Without further ado, here is the bitbucket-pipelines.yml file:

# This is the Docker image
image: lambci/lambda:build-nodejs6.10

pipelines:
  branches:
    # only execute these steps when checking into the "master" branch
    master:
      # Only one step is supported by Pipelines right now
      - step:
        script:
          # Configure submodules to point to the correct endpoint.
          # This essentially rewrites your git submodule configuration to use the app password you'll generate
          # Variables starting with $ are automatically replaced at build time by Pipelines
          - git config --file=.gitmodules submodule.$SHAREDLIBRARYSUBMODULENAME.url https://$CIUSERNAME:$CIPASSWORD@bitbucket.org/$CIUSERNAME/$SHAREDLIBRARYSUBMODULENAME.git

          # Restore submodules
          - git submodule update --init --recursive

          # Install yarn
          - curl -o- -L https://yarnpkg.com/install.sh | bash -s -- --version 0.18.1
          - export PATH=$HOME/.yarn/bin:$PATH

          # Install project dependencies
          - yarn

          # Or you can use NPM
          # - npm set progress=false
          # - npm install

          # Run tests
          - npm test

          # Add serverless CLI to environment
          - yarn global add serverless

          # Deploy to dev stage
          - sls deploy -s dev
  • Grab an app password from your Bitbucket account. This will allow the build machine to checkout the submodule code.
  • Set your app password as a Pipelines environment variable. I set mine on the account level and called mine CIPASSWORD. I also added CIUSERNAME for my Bitbucket username.
  • Set up a new IAM user in the AWS console to represent the CI pipeline. Generate a new access token and set it as an environment variable in Pipelines. For these I did them at the repository level, and if you call them AWS_ACCESS_KEY_ID and AWS_SECRET_ACCESS_KEY then the Serverless framework (or anything else that uses the default AWS CLI tool) will pick them up automatically. Nice!
  • Set the environment variable SHAREDLIBRARYSUBMODULENAME to the name of your shared submodule.

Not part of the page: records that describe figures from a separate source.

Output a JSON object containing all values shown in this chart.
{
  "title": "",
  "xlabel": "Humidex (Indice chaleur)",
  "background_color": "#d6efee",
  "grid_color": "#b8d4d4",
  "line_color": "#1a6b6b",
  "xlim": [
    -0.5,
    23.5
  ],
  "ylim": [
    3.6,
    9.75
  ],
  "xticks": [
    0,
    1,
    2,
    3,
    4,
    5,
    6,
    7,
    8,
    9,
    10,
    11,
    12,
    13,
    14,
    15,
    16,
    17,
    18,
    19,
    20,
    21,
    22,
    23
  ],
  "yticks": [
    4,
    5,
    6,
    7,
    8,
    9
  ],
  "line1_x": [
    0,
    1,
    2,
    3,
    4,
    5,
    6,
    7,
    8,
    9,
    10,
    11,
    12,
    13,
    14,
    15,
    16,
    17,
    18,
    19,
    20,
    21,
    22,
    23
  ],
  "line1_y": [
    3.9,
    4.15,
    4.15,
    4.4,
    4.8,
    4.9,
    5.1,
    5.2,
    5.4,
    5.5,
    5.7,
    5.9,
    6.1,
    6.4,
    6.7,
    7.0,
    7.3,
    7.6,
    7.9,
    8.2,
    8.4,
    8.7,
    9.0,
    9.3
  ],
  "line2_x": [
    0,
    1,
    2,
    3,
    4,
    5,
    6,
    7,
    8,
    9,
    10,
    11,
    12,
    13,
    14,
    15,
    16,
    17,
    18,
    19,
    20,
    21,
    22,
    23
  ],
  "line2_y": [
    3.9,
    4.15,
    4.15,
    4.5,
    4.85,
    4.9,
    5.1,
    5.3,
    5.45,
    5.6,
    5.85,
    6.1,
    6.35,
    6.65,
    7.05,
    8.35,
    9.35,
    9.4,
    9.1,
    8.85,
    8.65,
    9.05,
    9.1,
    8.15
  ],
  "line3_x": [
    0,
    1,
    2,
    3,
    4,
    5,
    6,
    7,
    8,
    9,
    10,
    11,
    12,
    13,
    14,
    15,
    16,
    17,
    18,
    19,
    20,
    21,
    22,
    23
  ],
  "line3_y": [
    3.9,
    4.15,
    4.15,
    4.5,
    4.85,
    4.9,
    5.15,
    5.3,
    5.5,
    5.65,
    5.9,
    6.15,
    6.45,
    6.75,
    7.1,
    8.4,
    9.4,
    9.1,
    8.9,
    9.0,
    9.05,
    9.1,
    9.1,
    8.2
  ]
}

Now check in some code to the master branch (like the new bitbucket-pipelines.yml file) and Pipelines will automatically kick off a new build.

Troubleshooting

Make sure that your serverless service is configured with the same runtime you’re building on. I was having tons of issues until I realized that I just needed to update my serverless.yml from:

[...]
provider:
  name: aws
  runtime: nodejs4.3
[...]

to

[...]
provider:
  name: aws
  runtime: nodejs6.10
[...]

Let’s review

So what have we set up?

  1. Every time new code is checked into the master branch it kicks off a Pipelines build in the cloud.
  2. The source code is downloaded to the AWS Lambda-compatible virtual machine and all the dependencies are installed. If any dependencies (like better-sqlite3) need to be compiled, they are compiled to a binary that works with AWS Lambda.
  3. Automated tests are run.
  4. If the tests pass, the code is deployed to AWS Lambda.

Success!! Let me know if you run into any problems or if these steps worked for you in the comments.